Although U.S. President Donald Trump says he only wants to tweak trade ties with Canada, his pledge to renegotiate NAFTA to focus on Mexico is almost impossible and Canada will not emerge unscathed, Canadian officials and trade experts said Tuesday.

Trump had warm words for Canadian trade following a meeting with Prime Minister Justin Trudeau on Monday, but his call for major changes to the North American Free Trade Agreement to target Mexico stymied experts.

“I can’t see how it’s possible at all. It would be very complicated to do and I don’t think Mexico would … ever go along with it,” said Mark Warner, a trade lawyer and principal at MAAW Law in Toronto.

Canada and Mexico send the bulk of their exports to the United States under NAFTA.

One senior Canadian government official, asked how the agreement could be tweaked for one partner and changed in a major way for another, admitted frankly, “I don’t know.”
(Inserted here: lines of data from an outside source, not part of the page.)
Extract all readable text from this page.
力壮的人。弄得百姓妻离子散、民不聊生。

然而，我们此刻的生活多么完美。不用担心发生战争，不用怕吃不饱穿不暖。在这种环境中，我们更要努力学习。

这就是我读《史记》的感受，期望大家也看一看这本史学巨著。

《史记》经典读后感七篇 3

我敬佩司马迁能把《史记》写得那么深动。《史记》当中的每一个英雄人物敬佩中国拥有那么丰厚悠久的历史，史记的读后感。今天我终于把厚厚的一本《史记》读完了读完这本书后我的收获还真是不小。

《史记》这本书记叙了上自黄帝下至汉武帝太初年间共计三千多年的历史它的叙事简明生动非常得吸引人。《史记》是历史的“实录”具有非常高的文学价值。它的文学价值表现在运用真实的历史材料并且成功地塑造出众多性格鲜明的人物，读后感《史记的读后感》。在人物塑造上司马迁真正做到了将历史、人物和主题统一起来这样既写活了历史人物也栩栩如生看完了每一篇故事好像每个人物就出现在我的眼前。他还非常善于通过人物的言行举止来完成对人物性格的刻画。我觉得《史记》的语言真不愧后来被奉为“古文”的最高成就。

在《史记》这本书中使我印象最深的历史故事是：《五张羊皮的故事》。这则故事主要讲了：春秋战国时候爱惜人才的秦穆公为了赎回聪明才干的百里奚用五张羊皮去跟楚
Trump spoke after his first meeting with Trudeau, who is trying to sell the merits of NAFTA while opposing a border tariff, an idea circulating in U.S. political circles that could badly hit Canadian industries.
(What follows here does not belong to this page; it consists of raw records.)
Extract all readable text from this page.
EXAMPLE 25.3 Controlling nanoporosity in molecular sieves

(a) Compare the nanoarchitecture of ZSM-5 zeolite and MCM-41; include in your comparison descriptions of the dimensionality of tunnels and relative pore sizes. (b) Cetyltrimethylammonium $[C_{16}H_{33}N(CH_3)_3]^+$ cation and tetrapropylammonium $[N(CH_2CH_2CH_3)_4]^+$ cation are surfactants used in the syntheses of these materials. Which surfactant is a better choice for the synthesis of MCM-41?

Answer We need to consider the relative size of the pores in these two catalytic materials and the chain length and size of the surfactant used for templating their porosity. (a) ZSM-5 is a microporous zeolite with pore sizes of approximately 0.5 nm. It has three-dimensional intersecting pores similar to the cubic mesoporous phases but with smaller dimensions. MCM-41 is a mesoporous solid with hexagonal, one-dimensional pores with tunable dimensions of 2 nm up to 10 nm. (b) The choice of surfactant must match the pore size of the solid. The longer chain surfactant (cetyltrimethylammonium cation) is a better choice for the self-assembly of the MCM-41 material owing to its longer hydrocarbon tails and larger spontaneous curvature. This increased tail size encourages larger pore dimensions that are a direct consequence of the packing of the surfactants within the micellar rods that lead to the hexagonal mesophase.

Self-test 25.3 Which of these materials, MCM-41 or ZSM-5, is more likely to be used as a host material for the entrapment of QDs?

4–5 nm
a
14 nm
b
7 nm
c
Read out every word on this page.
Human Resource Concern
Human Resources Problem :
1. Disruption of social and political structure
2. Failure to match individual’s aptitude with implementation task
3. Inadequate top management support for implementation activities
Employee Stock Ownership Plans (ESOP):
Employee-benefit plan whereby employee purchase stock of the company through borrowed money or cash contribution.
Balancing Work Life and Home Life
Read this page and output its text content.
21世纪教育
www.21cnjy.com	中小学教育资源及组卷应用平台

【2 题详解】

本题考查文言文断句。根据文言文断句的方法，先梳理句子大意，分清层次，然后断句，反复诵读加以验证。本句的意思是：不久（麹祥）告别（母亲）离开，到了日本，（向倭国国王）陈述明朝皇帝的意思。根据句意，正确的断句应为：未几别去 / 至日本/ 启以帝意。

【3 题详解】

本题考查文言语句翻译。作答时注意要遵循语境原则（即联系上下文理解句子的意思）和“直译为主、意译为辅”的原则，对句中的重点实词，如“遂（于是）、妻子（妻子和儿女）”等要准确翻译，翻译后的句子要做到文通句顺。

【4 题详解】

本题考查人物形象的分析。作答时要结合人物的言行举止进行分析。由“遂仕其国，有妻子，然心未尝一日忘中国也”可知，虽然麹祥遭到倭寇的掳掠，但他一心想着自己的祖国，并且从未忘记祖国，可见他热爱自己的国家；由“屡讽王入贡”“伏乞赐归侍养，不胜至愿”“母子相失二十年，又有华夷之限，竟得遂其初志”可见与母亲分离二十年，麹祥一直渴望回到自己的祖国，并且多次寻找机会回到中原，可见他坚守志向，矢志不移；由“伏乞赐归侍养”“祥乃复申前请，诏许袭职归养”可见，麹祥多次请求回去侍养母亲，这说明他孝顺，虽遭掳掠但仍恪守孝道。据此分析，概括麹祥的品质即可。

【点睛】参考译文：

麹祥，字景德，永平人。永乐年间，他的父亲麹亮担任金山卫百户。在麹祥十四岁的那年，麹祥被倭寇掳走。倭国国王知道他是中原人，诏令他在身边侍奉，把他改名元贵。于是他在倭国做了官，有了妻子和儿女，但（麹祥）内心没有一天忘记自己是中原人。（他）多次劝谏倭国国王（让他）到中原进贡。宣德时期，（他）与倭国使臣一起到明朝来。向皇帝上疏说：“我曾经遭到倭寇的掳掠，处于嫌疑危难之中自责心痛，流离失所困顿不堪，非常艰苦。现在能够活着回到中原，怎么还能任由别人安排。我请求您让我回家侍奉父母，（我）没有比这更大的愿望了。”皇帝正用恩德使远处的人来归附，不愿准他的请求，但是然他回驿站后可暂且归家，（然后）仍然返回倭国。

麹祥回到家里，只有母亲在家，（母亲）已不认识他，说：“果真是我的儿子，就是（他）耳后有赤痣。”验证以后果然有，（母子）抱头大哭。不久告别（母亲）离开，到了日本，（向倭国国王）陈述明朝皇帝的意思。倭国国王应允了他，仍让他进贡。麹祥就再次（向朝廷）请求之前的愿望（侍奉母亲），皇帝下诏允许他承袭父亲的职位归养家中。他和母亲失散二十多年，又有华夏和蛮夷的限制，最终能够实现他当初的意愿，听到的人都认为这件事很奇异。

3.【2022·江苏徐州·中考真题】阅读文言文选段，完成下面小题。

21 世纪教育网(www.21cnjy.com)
Warner said that if the U.S. government decided to impose the tariff, “the consequences of that could be described as a tweak but the significance of it would be major.”

Matthew Kronby, an international trade lawyer at Bennett Jones in Toronto, said “it is very hard to tease apart the elements of the deal that I suppose Trump might think are a disaster with Mexico while leaving it intact with Canada.”
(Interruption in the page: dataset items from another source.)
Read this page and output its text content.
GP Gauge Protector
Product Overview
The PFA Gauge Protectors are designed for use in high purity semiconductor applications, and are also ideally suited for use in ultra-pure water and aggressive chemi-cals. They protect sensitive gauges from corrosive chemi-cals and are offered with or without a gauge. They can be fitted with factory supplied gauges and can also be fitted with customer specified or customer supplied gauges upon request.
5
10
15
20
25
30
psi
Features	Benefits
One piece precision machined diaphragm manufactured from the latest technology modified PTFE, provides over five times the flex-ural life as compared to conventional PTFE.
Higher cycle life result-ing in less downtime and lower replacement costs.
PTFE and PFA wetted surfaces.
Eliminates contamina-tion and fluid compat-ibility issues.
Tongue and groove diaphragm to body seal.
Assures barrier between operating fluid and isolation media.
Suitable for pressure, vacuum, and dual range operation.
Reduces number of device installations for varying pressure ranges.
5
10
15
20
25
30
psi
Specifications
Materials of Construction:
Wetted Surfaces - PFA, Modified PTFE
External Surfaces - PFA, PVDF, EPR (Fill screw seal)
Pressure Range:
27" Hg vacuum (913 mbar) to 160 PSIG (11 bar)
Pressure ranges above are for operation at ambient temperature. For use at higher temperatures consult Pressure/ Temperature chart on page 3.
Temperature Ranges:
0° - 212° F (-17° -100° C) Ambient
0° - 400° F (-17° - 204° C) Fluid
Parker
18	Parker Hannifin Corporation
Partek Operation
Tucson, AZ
Officials say that while Trump did not reveal any details about his intentions on NAFTA, Canada would suffer collateral damage, whatever the administration pushes for.

“We cannot be untouched or unscathed by this,” said one person familiar with the matter.

Separately, another official working on the bilateral trade file said that once talks started, the U.S. dairy industry was set to demand Canada dismantle its supply management system of tariffs and taxes that keep out most dairy imports, including those from the United States.

“That could be a very unpleasant conversation,” said the official, who asked to remain anonymous because of the sensitivity of the situation.

Trudeau’s ability to make concessions is limited since all of Canada’s major political parties have vowed to protect supply management. Holding out too firmly, though, could irritate the American side, which might demand concessions elsewhere.